От ее слов, от ее рук боль, вцепившаяся в сердце, ослабила напор, тихо растворяясь. Сяомин читала в его душе так легко, что порой становилось страшно; но этот страх больше не был страхом человека, боящегося одиночества. Возможно – только возможно, – однажды он сможет принять его; сможет понять, как можно быть в одиночестве, но не одному.
Любовь к братьям навсегда останется вместе с ним, в его плоти и крови; он никогда не перестанет думать о них и беспокоиться. Но чуть разжать пальцы, ослабить контроль, дать воздух и им, и себе он может. Может сейчас. Он не должен жить их жизнями. Он должен верить, что они могут справиться и без него.
Никто не запретит ему смотреть, как они шагают по своим дорогам, но лишь он один может идти по своей.

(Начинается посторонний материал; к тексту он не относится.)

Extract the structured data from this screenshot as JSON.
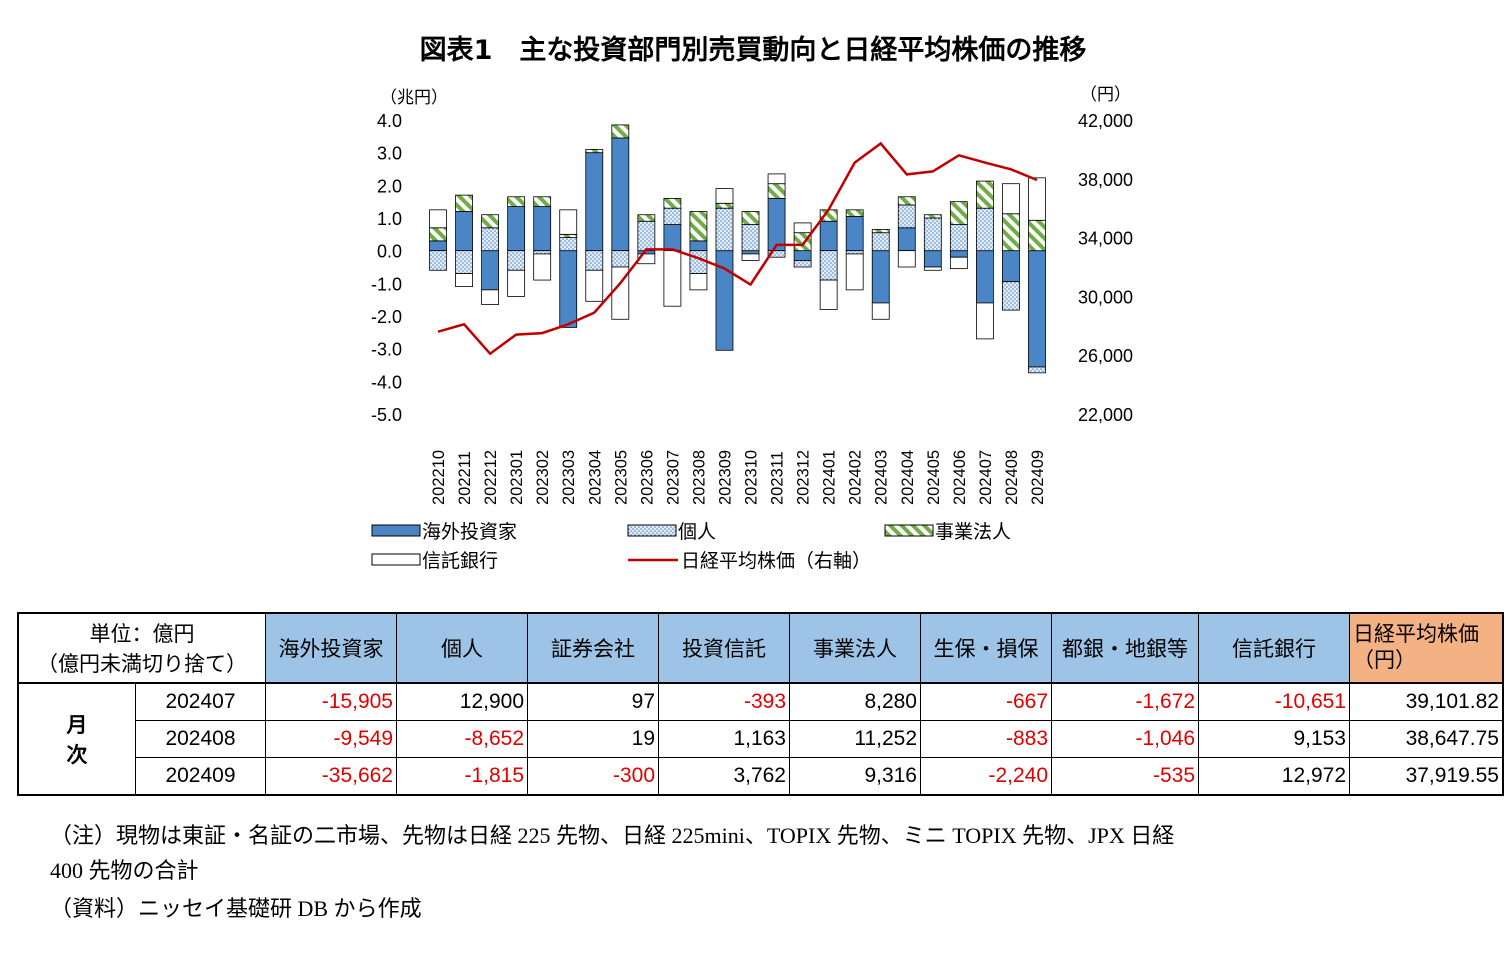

– Я постараюсь, циньайдэ, – выдохнул он, обнимая Сяомин в ответ. – Спасибо Небу, что ты со мной.
– Роль Неба, безусловно, важна, – ее теплый смешок прошелся дуновением по шее, – но главные шаги сделали друг к другу мы сами. И впереди еще долгий прекрасный путь.

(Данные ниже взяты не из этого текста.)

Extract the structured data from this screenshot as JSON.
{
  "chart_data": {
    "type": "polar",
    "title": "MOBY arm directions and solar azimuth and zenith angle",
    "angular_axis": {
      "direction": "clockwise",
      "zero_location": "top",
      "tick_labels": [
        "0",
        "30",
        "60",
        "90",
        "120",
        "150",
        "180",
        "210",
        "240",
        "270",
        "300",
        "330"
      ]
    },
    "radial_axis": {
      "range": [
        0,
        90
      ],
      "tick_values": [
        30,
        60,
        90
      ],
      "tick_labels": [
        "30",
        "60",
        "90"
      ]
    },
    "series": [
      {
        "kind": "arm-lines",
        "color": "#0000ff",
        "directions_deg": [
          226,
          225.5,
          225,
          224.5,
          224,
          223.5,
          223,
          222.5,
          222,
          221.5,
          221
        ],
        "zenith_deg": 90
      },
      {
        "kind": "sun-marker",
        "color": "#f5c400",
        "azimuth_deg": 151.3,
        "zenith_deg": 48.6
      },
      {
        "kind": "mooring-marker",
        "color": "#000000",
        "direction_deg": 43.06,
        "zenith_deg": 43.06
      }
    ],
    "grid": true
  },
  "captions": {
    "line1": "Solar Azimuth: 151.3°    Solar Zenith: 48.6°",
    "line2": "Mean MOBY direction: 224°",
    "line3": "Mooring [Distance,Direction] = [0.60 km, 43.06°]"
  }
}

«Выходишь из ворот – смотри на небо, входишь в ворота – смотри на лицо хозяина», – говорили древние.
С того дня, как Иши покинул родной дом, оставив брата с женой наслаждаться обществом друг друга, небо перед его глазами уже неоднократно меняло цвет, и на дальней кромке, у самого горизонта, все росла и ширилась цепь гор. Их зазубренные очертания Иши видел и в туманной дымке утра, размывающей их, как вода размывает рисунок тушью; и в тревожном закатном огне; и в слепящем полудне. Месяц росы[447] был в самом разгаре, холодные светлые дни сменялись стылыми темными ночами; Сяньцзань долго отговаривал брата от поездки, предлагал провести зиму в тепле, с ними, а в путь отправляться уже весной… но Иши отказался.